# Ural 2WD motorcycles w/sidecar



## Melensdad

I've become fascinated with these Ural motorcycles    Seriously thinking about one.  

HOME PAGE => http://www.imz-ural.com/index.html

Honda comes highly recommended, reliable, lots of dealers, but damn they are just Hondas.  But these Urals have real character.  

Built off of what is reported to be a reverse-engineered World War II era BMW boxer style engine.  Apparently BMW had already moved on to a more advanced boxer style so this is pretty much an antiquated engine that dates back to the 1930's.  It now has been updated a bit with fuel injection.

The design is pretty much a very-slowly upgraded 75 year old design that has much of the same look, but somewhat upgraded parts, while maintaining mostly a not-updated drivetrain.

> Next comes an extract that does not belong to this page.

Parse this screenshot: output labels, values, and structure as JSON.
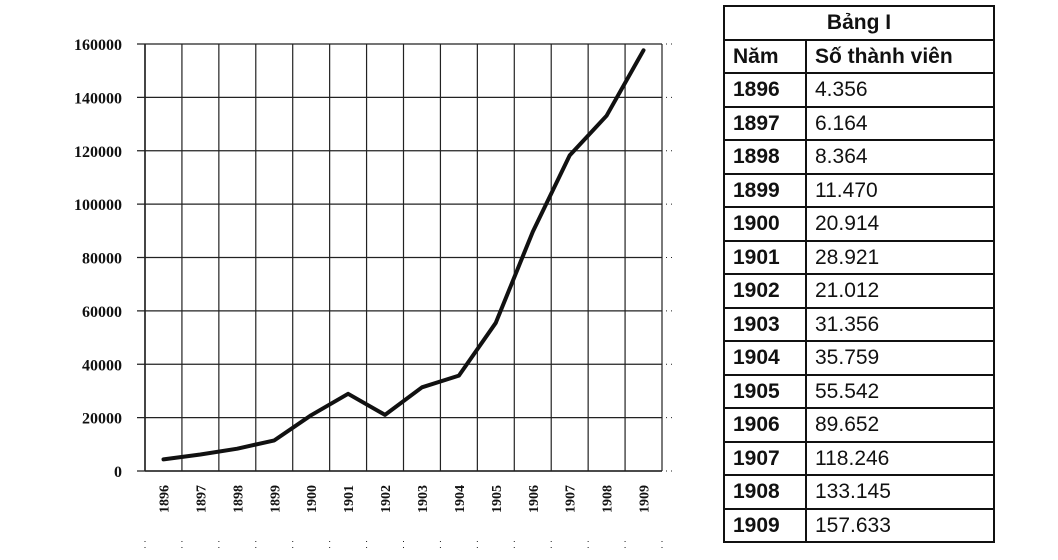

Anyone have any thoughts on these things?


----------



## JimVT

I had a 59 r60 with the factory sidecar for many years. never the ural.
if you check the seattle craigs you'll usually find used ones.
if it isn't setup for the sidecar changing the rear wheel gearing for the car would be a good idea.
jim


----------



## tiredretired

They may be just a Honda, but damn they are built great and the dealer network is second to none.  

First I have heard of the Ural MC.  Interesting, but for me I doubt it would be something I would ever seriously consider.  

In the end, your money so the decision is yours and yours alone.  For me, I would go with a Honda.  

Good luck.


----------



## Snowtrac Nome

Bob I had a bike as a kid  with that style of front suspension i remembered it was heavy and stiff.


----------



## MrLiberty

Always wanted to buy a cycle with sidecar, but never did.  Thislooks like a fun bike to ride.

They have one on e-bay for sale if anyone is interested.

http://www.ebay.com/itm/1973-Ural-/...c0f53ef9:g:WyIAAOSwQupXUcCd&item=222280630009


----------



## Av8r3400

An eastern block copy of a 1930's BMW. Complete with a heavy, harsh riding, horrible handling springer front end.

What's not to love.


----------



## Melensdad

Av8r3400 said:


> An eastern block copy of a 1930's BMW. Complete with a heavy, harsh riding, horrible handling springer front end.
> 
> What's not to love.



EXACTLY


----------